Di questi cento assenti "politici" 35 sono di Alternativa, tra deputati e senatori, poi ci sono singoli parlamentari dei gruppi minori, ma la stragrande maggioranza del dissenso viene da senatori di 5 Stelle e Lega. Lì, come spiega bene chi era presente in Aula, è arrivato il grosso delle assenze. "Qui il problema non è più Petrocelli, ma Conte e Salvini", spiega un senatore Dem di lungo corso. Il leader della Lega ha affermato che fatica ad applaudire quando si parla di inviare armi all'Ucraina, molto scettico anche l'ex premier pentastellato.

Considerando l'impegno forte e deciso di Draghi di mandare altri aiuti (ieri a Montecitorio ha fatto un discorso durissimo contro il presidente Putin e le azioni del Cremlino), anche militari, a Kiev si apre un fronte interno alla maggioranza. Non appena il governo deciderà il nuovo invio di armi a Zelensky, e su questo il Pd, i centristi renziani e lo stesso presidente del Consiglio non tornano assolutamente indietro, si aprirà un pericoloso dibattito tra i partiti che sostengono l'esecutivo.

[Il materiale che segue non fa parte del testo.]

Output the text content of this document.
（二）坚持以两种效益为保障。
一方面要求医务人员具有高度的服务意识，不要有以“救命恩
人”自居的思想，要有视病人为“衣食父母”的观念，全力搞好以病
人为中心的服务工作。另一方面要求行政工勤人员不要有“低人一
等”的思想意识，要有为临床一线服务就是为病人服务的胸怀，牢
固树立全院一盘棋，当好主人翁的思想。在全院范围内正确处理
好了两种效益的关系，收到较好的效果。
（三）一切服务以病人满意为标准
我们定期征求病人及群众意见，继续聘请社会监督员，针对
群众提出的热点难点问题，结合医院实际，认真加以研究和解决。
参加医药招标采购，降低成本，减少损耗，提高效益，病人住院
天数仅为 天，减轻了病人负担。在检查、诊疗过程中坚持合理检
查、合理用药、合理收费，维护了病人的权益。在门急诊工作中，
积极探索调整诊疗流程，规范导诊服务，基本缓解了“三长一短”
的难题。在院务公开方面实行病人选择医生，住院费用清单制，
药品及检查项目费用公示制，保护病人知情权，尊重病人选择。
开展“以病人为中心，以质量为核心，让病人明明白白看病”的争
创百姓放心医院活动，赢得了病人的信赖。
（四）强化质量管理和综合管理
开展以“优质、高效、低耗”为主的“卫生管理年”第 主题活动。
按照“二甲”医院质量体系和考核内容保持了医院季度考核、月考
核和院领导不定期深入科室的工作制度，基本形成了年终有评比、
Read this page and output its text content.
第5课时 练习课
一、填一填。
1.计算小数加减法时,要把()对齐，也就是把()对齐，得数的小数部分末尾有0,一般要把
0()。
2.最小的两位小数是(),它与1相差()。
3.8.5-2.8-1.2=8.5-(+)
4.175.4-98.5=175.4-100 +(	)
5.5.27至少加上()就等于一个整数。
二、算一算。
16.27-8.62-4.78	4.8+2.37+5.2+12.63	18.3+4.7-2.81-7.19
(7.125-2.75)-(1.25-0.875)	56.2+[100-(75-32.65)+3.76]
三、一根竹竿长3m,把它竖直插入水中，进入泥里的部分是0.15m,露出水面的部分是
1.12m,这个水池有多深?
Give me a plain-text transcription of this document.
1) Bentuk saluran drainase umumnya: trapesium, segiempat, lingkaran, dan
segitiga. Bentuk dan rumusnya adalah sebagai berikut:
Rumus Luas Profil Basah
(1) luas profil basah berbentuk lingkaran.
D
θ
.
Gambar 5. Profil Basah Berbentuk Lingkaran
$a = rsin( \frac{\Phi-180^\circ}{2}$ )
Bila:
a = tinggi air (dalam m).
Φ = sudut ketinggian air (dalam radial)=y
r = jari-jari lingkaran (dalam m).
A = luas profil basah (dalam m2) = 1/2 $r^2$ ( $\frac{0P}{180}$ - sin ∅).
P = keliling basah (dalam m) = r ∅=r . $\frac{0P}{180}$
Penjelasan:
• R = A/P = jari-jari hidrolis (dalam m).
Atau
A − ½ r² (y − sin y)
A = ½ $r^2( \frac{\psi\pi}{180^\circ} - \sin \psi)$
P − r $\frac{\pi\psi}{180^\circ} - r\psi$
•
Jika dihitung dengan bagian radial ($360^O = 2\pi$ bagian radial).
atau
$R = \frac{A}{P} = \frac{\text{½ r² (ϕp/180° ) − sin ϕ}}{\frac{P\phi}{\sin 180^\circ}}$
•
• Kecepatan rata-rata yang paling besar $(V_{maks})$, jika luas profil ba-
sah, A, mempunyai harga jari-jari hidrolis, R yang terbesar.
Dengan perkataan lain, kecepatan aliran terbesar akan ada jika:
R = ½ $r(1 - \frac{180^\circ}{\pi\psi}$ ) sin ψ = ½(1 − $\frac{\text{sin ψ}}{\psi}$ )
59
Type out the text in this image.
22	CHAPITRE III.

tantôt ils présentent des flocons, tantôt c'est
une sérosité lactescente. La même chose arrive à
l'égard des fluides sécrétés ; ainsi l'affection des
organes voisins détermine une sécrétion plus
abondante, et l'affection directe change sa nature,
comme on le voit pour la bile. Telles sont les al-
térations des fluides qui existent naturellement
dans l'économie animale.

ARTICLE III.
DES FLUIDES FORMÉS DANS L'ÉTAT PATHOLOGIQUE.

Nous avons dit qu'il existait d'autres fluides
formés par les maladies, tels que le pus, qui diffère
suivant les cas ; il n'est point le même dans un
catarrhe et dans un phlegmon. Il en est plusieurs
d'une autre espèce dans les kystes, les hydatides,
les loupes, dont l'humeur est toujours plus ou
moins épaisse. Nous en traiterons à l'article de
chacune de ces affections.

Visti i numeri in Parlamento, c'è il fortissimo rischio che a Palazzo Madama il provvedimento non passi con conseguenze che potrebbero portare addirittura alla crisi di governo e alle dimissioni di Draghi.

"Senza Lega e M5S, nonostante l'appoggio di Fratelli d'Italia, al Senato non passa", osserva una fonte di Italia Viva. La speranza di Palazzo Chigi è che Carroccio e 5 Stelle (anche se certamente ci saranno defezioni) si turino il naso e votino a favore per evitare una drammatica crisi politica nel bel mezzo della più grave situazione internazionale dal Dopoguerra a oggi, ma il rischio concreto c'è tutto.